Stay with me here. This isn’t just “toilet talk”. Think about how you feel when you can’t go. You feel full, bloated, weighed down, cranky and miserable. Luckily, there are remedies for a sluggish bowel, and with the right remedy comes the relief of having gotten rid of all that icky stuff. You feel lighter, slimmer, and happier!
I believe we were designed to be a “through system”, meaning that things are to pass through us and not stay inside us. (Otherwise, we would have come with better storage options that didn’t make us crazy.) Our bodies take in food for its nutritional value, extract what’s needed and necessary, and then discard that which no longer serves a purpose. It’s a beautiful system if you think about it.
Unfortunately, we are a collector society. We fill our homes with stuff and when our homes can’t hold any more, we pay people to hold the rest of it. And what about all that other stuff we hold onto? Emotions, labels, clutter, trauma, drama, dogma.
It takes a lot of energy to hold onto things and hold them in. (If you don’t believe me, just remind yourself what it feels like when you’re still waiting for last night’s fettuccine to come on through. ) So many women come to me storing stress and fatigue in their muscle tissues. When asked what ails them before their massages, a story of what’s happening in their lives always follows the description of where and what hurts.
It’s impossible to live a drama-free, stress-free life.

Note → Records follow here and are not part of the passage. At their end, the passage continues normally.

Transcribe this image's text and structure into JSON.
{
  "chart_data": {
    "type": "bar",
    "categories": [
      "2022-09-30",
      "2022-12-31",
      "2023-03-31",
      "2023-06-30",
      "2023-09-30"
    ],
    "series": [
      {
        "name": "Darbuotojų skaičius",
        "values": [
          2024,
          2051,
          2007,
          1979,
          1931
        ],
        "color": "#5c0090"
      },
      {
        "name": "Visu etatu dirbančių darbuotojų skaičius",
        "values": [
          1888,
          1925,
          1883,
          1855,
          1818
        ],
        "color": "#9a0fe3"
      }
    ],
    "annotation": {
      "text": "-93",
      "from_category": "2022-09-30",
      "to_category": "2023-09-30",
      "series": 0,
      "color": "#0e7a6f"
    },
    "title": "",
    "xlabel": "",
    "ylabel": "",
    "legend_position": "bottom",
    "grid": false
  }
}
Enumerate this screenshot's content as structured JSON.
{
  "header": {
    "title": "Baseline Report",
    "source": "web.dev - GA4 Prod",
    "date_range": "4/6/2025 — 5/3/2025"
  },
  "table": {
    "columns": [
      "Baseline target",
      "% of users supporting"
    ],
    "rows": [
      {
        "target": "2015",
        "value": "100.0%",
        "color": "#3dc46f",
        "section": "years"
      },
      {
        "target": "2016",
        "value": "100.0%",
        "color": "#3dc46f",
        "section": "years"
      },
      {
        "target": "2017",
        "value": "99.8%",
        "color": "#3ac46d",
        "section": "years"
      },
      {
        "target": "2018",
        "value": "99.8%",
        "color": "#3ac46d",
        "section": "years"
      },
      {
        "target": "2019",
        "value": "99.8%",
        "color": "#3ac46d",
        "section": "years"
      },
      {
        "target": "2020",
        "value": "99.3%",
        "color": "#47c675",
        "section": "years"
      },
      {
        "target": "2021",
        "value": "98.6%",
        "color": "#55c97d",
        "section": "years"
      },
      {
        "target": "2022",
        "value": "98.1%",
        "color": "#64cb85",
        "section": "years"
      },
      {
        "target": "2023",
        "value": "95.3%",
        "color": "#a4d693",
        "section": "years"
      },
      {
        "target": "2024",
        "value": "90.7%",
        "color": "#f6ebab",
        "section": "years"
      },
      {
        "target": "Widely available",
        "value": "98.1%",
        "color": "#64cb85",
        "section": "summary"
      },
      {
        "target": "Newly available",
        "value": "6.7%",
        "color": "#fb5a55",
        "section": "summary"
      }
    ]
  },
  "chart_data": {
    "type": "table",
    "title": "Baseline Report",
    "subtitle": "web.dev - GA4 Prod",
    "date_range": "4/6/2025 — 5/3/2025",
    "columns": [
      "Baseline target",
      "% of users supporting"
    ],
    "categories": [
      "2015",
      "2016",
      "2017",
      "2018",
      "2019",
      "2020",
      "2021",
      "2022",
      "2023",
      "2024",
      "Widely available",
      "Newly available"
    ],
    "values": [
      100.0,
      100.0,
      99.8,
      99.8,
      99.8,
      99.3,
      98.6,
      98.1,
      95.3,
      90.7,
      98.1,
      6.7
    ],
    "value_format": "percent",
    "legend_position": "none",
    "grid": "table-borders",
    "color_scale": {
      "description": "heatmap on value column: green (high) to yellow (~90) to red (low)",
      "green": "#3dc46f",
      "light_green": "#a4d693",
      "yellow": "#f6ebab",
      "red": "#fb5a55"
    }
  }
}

Things happen to us, and they happen, I believe, to shape us and mold us. The hiccup comes when, instead of experiencing something and allowing it to pass through us, we decide to store it. We put on weight. We get depressed. We grow tumors or cancers. We suffer from auto-immune diseases, muscle tension, and fibromyalgia. Books and studies abound on how trauma is stored in our tissues. I’ve met so many women living with daily, wide-spread pain who have experienced grief, trauma, or feel beaten down (by life or a person). They are literally living a big hurt. Now, I’m not making light of this at all. Our tender hearts aren’t the only organs to take on the pain and punishment of our lives.
Like a ship taking on water or an aircraft that has exceeded it’s weight capacity for flight, our emotional density can keep us from sailing or soaring through life. The weight we shoulder is not just physical weight (many times it is) but the weight of an oppressed spirit. How is it that our bodies can correct the back up of things unwanted and unneeded but our minds cannot? The good news is it can if we are willing. We can start by acknowledging what we’re storing. We can say, “I don’t need that. I don’t want it. And it costs too much to keep it.” Dealing with things appropriately and then letting them move through us is the key.
It’s possible that digging deep and dealing with your pain, rather than covering it over and stuffing it down and storing it, will bring about huge changes in your life. In fact, I know it will. You’ll experience a lightness of being. It’s also possible that your physical body will begin to heal as well. Whether you’re letting go of muscle tension, a grudge, or your bowels or bladder, great relief always follows the release.
So what’s it going to be? You can be a colander and allow pain to pass through you like water, or you can be a pot and eventually boil over. No, you really aren’t a better, tougher person for holding onto your garbage, shouldering everything, and storing it in perpetuity. Remember, it’s called waste for a reason…and it’s really a waste of life to hold onto it.
So, ask yourself: “What’s my plan for the stuff that I’m storing?”